Colin Leyden, director of regulatory and legislative affairs at the Environmental Defense Fund, described the proposals as “largely empty measures advanced by an oil and gas trade group.” Leyden criticized the RRC as a “rubber stamp” for flaring requests made by producers. He explained that the RRC has approved 35,000 flaring permits since 2013 with no rejections.

“The commission’s new proposal aims to collect better data and offers guidelines and time limits for initial flaring permits,” Leyden wrote in August. “Notably, it does not stop companies coming back for endless extensions, as they do now. This wouldn’t be a bad starting point for a comprehensive plan. Unfortunately, it seems to be where the effort is stopping.”

Do regulators efficiently measure gas flaring?

Another criticism of the RRC is that it fails to account for the amount of gas released into the atmosphere. If true, reducing official flaring levels may have little impact on the amount of methane and other harmful substances released into the air.

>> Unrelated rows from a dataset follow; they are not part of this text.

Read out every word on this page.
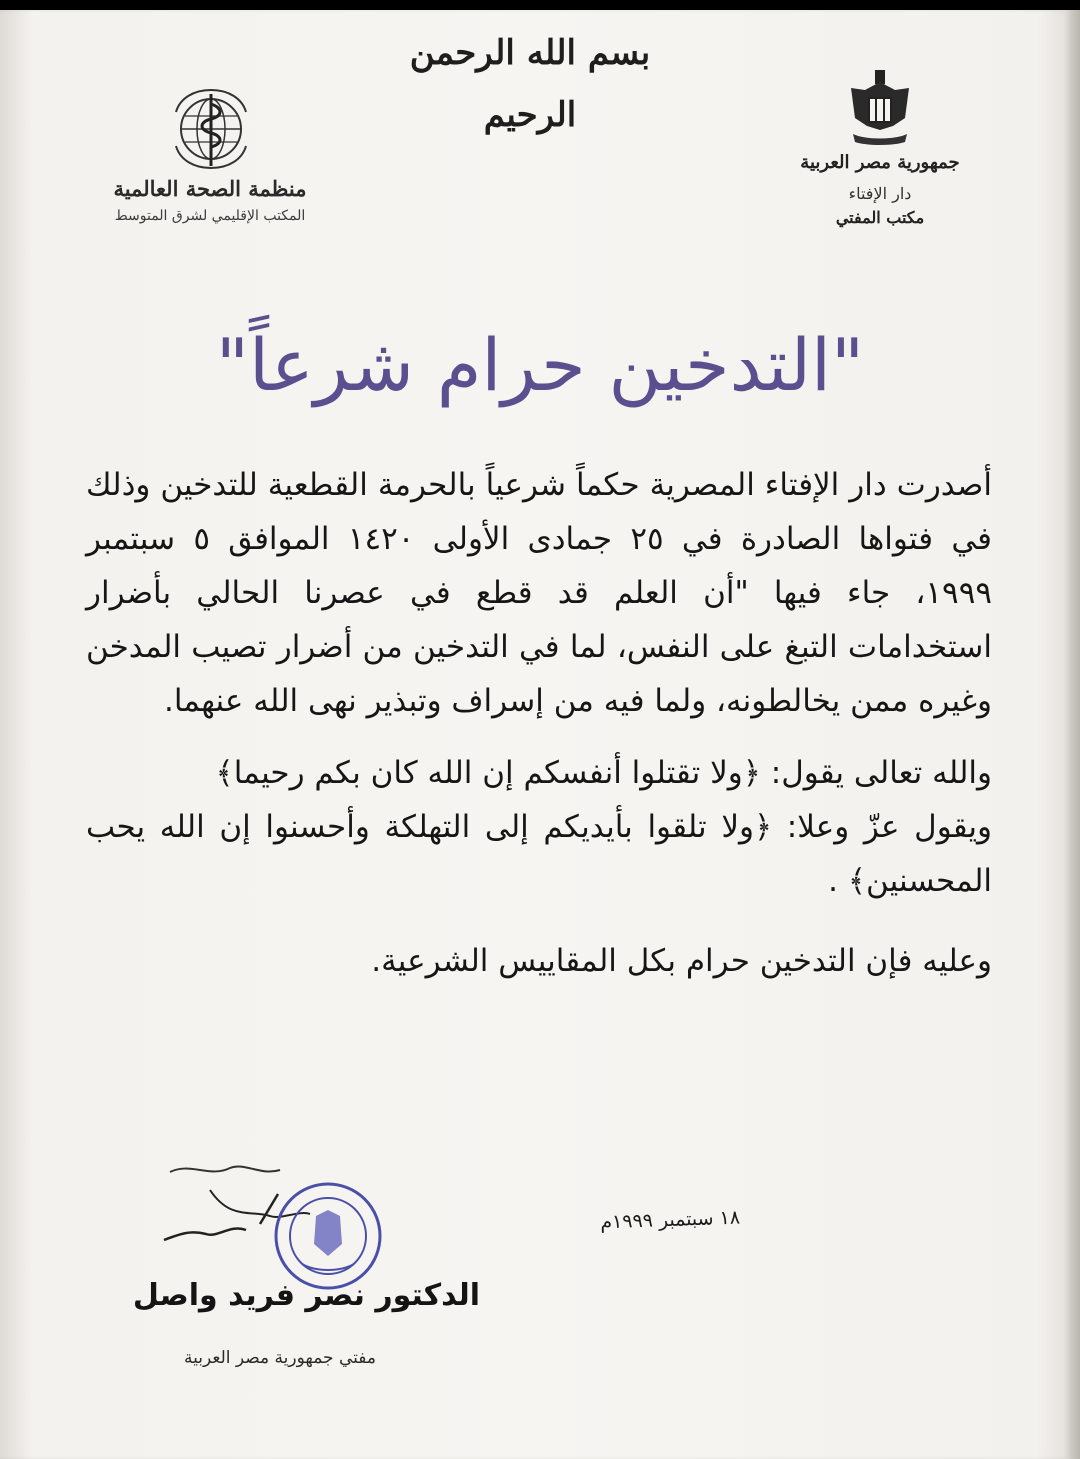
بسم الله الرحمن الرحيم
منظمة الصحة العالمية
المكتب الإقليمي لشرق المتوسط
جمهورية مصر العربية
دار الإفتاء
مكتب المفتي
"التدخين حرام شرعاً"

أصدرت دار الإفتاء المصرية حكماً شرعياً بالحرمة القطعية للتدخين وذلك في فتواها الصادرة في ٢٥ جمادى الأولى ١٤٢٠ الموافق ٥ سبتمبر ١٩٩٩، جاء فيها "أن العلم قد قطع في عصرنا الحالي بأضرار استخدامات التبغ على النفس، لما في التدخين من أضرار تصيب المدخن وغيره ممن يخالطونه، ولما فيه من إسراف وتبذير نهى الله عنهما.

والله تعالى يقول: ﴿ولا تقتلوا أنفسكم إن الله كان بكم رحيما﴾
ويقول عزّ وعلا: ﴿ولا تلقوا بأيديكم إلى التهلكة وأحسنوا إن الله يحب المحسنين﴾ .

وعليه فإن التدخين حرام بكل المقاييس الشرعية.

١٨ سبتمبر ١٩٩٩م
الدكتور نصر فريد واصل
مفتي جمهورية مصر العربية
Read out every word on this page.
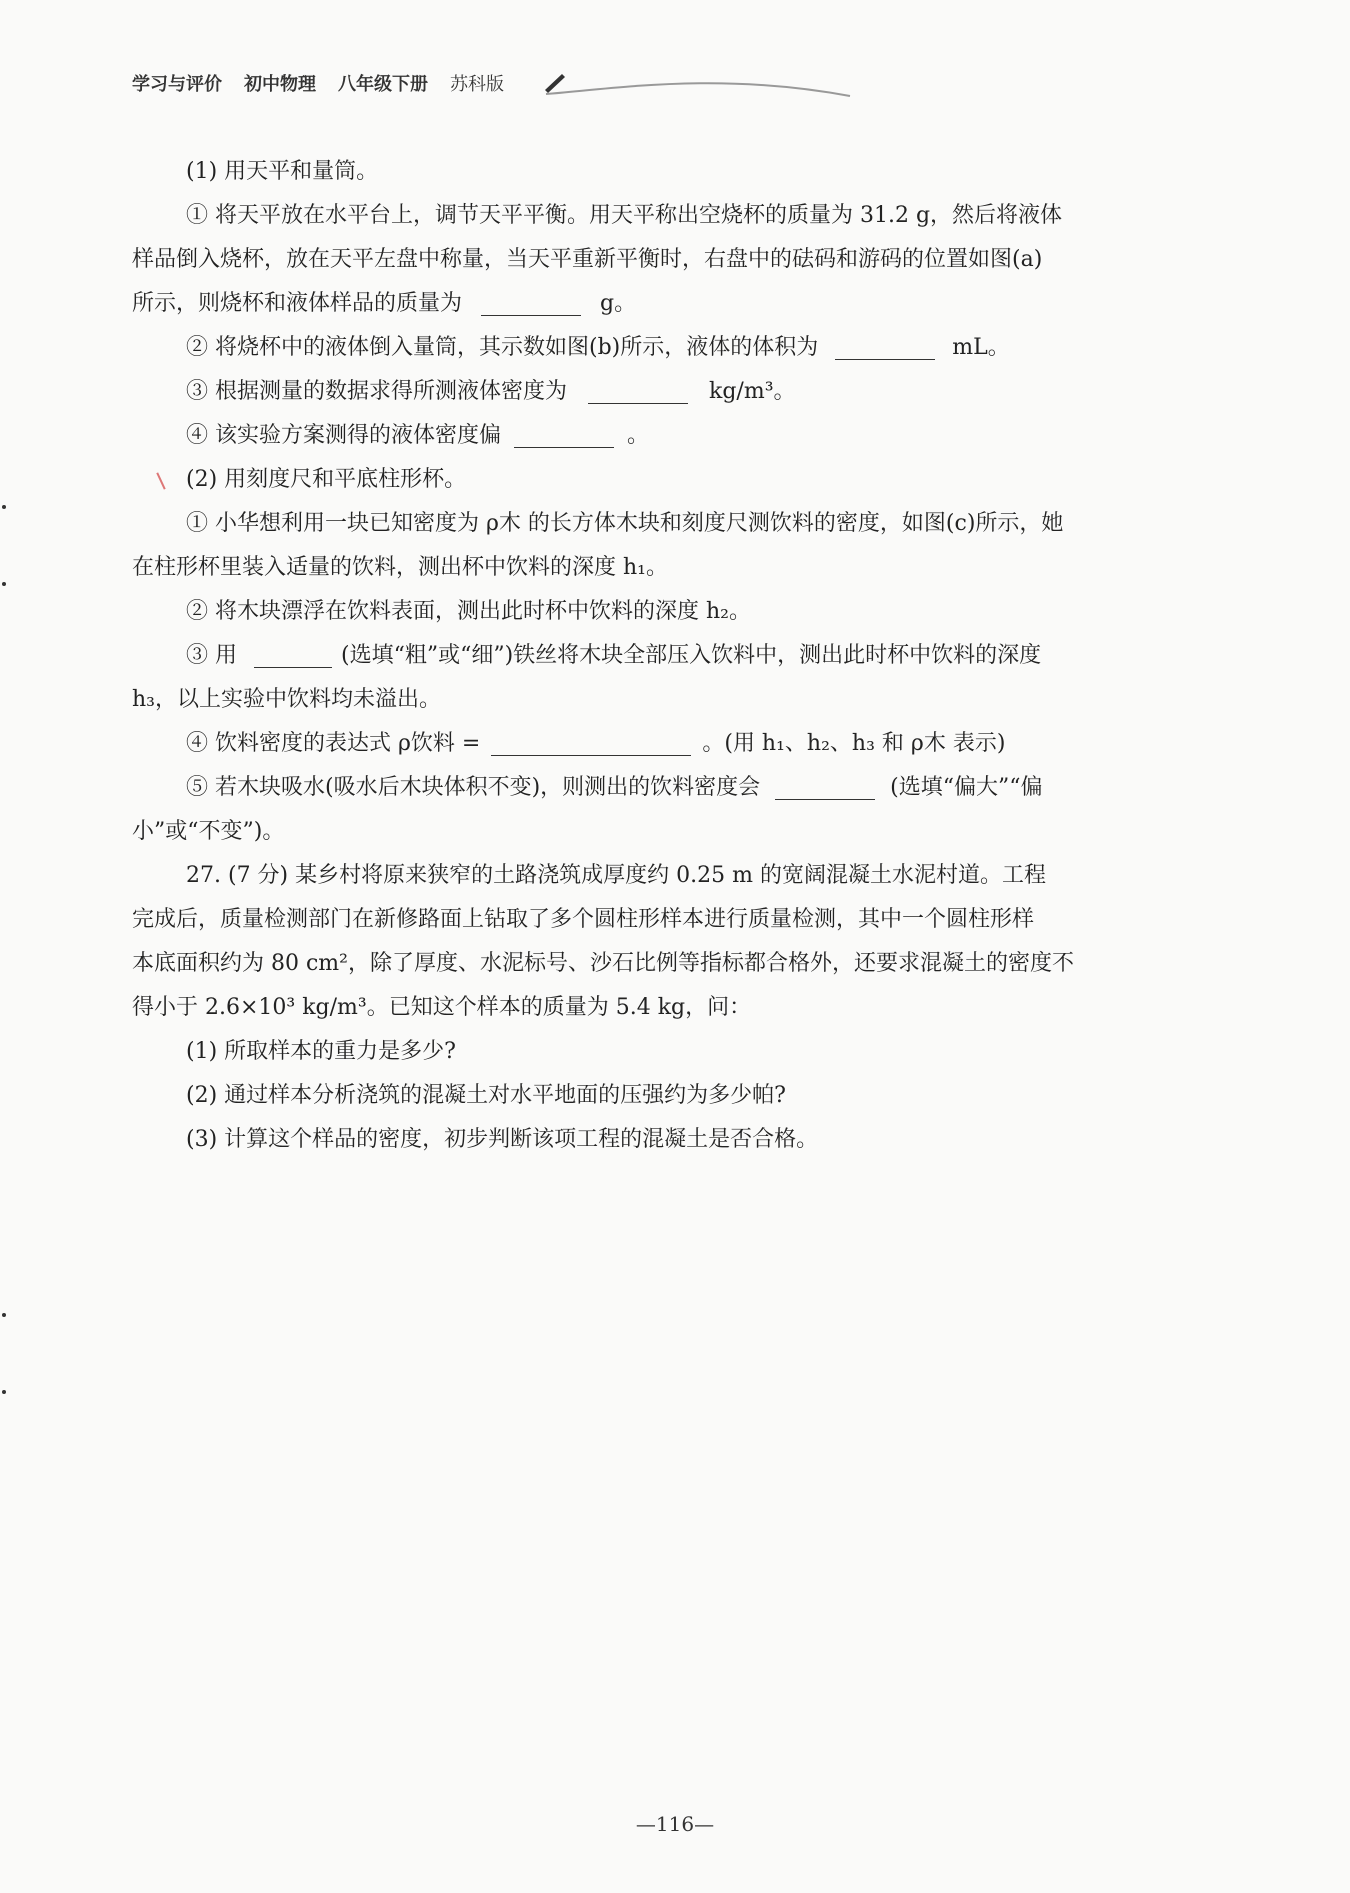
学习与评价 初中物理 八年级下册 苏科版
(1) 用天平和量筒。
① 将天平放在水平台上，调节天平平衡。用天平称出空烧杯的质量为 31.2 g，然后将液体
样品倒入烧杯，放在天平左盘中称量，当天平重新平衡时，右盘中的砝码和游码的位置如图(a)
所示，则烧杯和液体样品的质量为	g。
② 将烧杯中的液体倒入量筒，其示数如图(b)所示，液体的体积为	mL。
③ 根据测量的数据求得所测液体密度为	kg/m³。
④ 该实验方案测得的液体密度偏	。
(2) 用刻度尺和平底柱形杯。
① 小华想利用一块已知密度为 ρ木 的长方体木块和刻度尺测饮料的密度，如图(c)所示，她
在柱形杯里装入适量的饮料，测出杯中饮料的深度 h₁。
② 将木块漂浮在饮料表面，测出此时杯中饮料的深度 h₂。
③ 用	(选填“粗”或“细”)铁丝将木块全部压入饮料中，测出此时杯中饮料的深度
h₃，以上实验中饮料均未溢出。
④ 饮料密度的表达式 ρ饮料 =	。(用 h₁、h₂、h₃ 和 ρ木 表示)
⑤ 若木块吸水(吸水后木块体积不变)，则测出的饮料密度会	(选填“偏大”“偏
小”或“不变”)。
27. (7 分) 某乡村将原来狭窄的土路浇筑成厚度约 0.25 m 的宽阔混凝土水泥村道。工程
完成后，质量检测部门在新修路面上钻取了多个圆柱形样本进行质量检测，其中一个圆柱形样
本底面积约为 80 cm²，除了厚度、水泥标号、沙石比例等指标都合格外，还要求混凝土的密度不
得小于 2.6×10³ kg/m³。已知这个样本的质量为 5.4 kg，问：
(1) 所取样本的重力是多少?
(2) 通过样本分析浇筑的混凝土对水平地面的压强约为多少帕?
(3) 计算这个样品的密度，初步判断该项工程的混凝土是否合格。
—116—
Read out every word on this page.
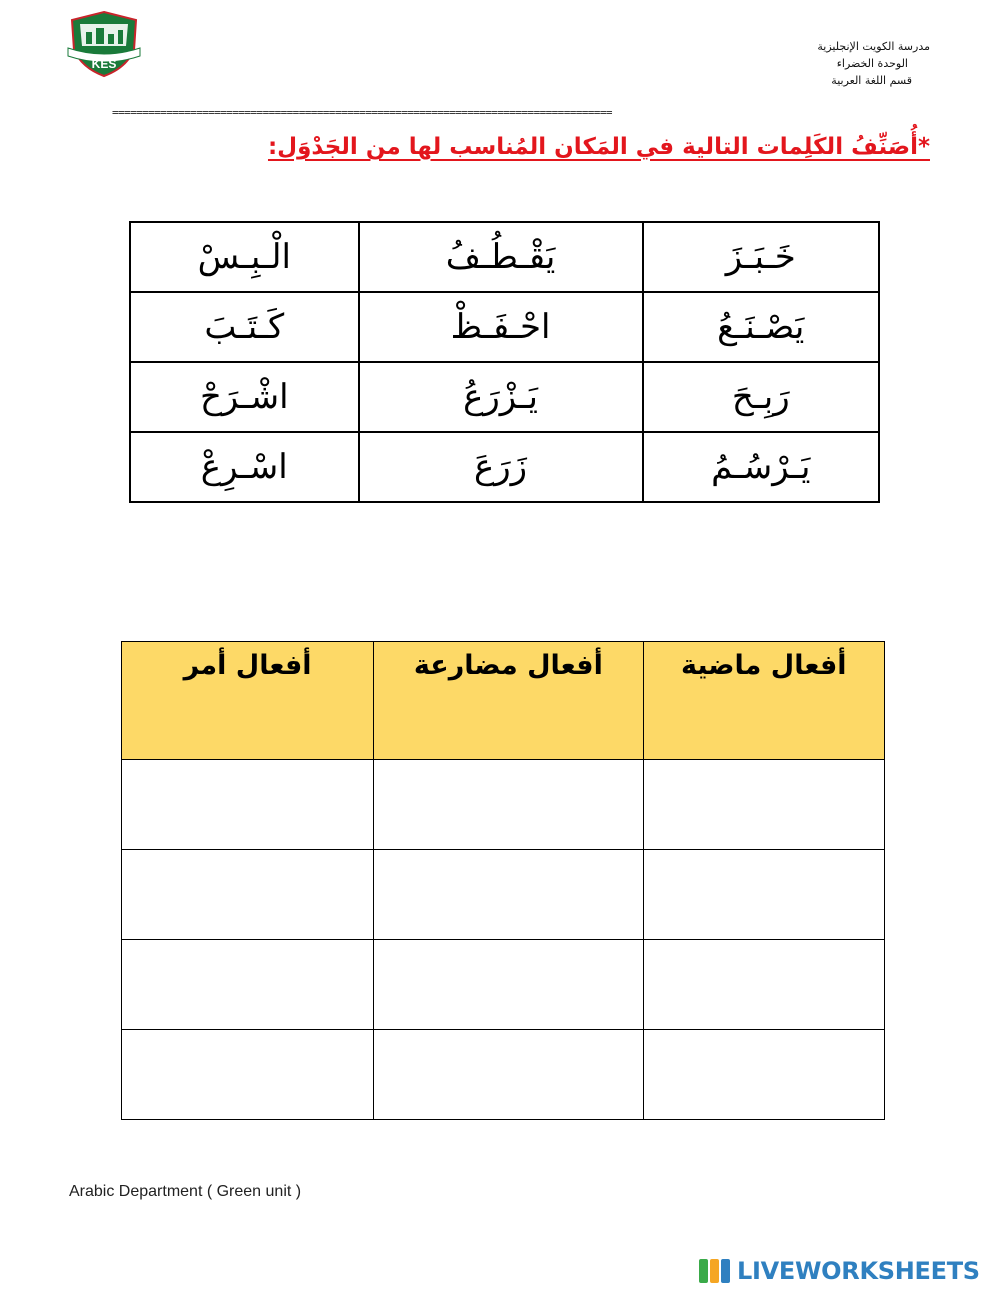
KES
مدرسة الكويت الإنجليزية
الوحدة الخضراء
قسم اللغة العربية
===================================================================================
*أُصَنِّفُ الكَلِمات التالية في المَكان المُناسب لها من الجَدْوَل:
خَـبَـزَ	يَقْـطُـفُ	الْـبِـسْ
يَصْـنَـعُ	احْـفَـظْ	كَـتَـبَ
رَبِـحَ	يَـزْرَعُ	اشْـرَحْ
يَـرْسُـمُ	زَرَعَ	اسْـرِعْ
أفعال ماضية	أفعال مضارعة	أفعال أمر

Arabic Department ( Green unit )
LIVEWORKSHEETS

According to atmospheric scientist Gunnar Schade at Texas A&M University, the comparison of RRC data alongside data gathered from satellite imaging between 2012 and 2015 revealed that twice as much gas was released into the atmosphere as the regulator’s records suggested.

“These large differences may be explained by reporting errors and by several flare operations that are simply exempted from volume reporting,” wrote Schade. “But we suspect that there is an even more systemic, mundane explanation: venting – the direct release of raw gas to the atmosphere.”

Venting gas is even more harmful than gas flaring because it “emits hydrocarbons, including air toxins such as benzene that can cause cancer, birth defects or other serious health problems,” Schade added. Additionally, the release of raw methane into the atmosphere accelerates global warming faster than carbon dioxide produced from flared gas.

Do oil companies have what it takes to stop flaring?

Large investors in the energy sector believe oil companies can do more to tackle gas flaring. Alliance Bernstein, California State Teachers Retirement System, and Legal General Investment Management manage over $2 trillion in investments combined. These investors have called on energy firms to commit to banning flaring from their onshore operations by 2025.

While ending gas flaring is possible, it would be difficult. Energy providers often have a financial incentive to burn off extra gas when the pipeline capacity cannot transport it to market. What’s more, gas prices and transportation costs make flaring economically attractive.

“Actions of leading operators demonstrate the financial and technical viability of ending routine flaring,” the investors note in a letter sent to the RRC. “It is clear, however, that voluntary actions alone have been insufficient to eliminate routine flaring industry-wide.”

The investors also argue that the RRC’s new regulations fail to go far enough. “Strong and effective regulatory action — beyond initial steps to improve data gathering and transparency — is essential to build stakeholder confidence and solve this challenge across the industry,” they wrote.

 

Jordan Smith is a freelance journalist and translator covering issues related to energy, the environment, and politics. His work has appeared on the independent news site Opposing Views and at the Canadian Labour Institute.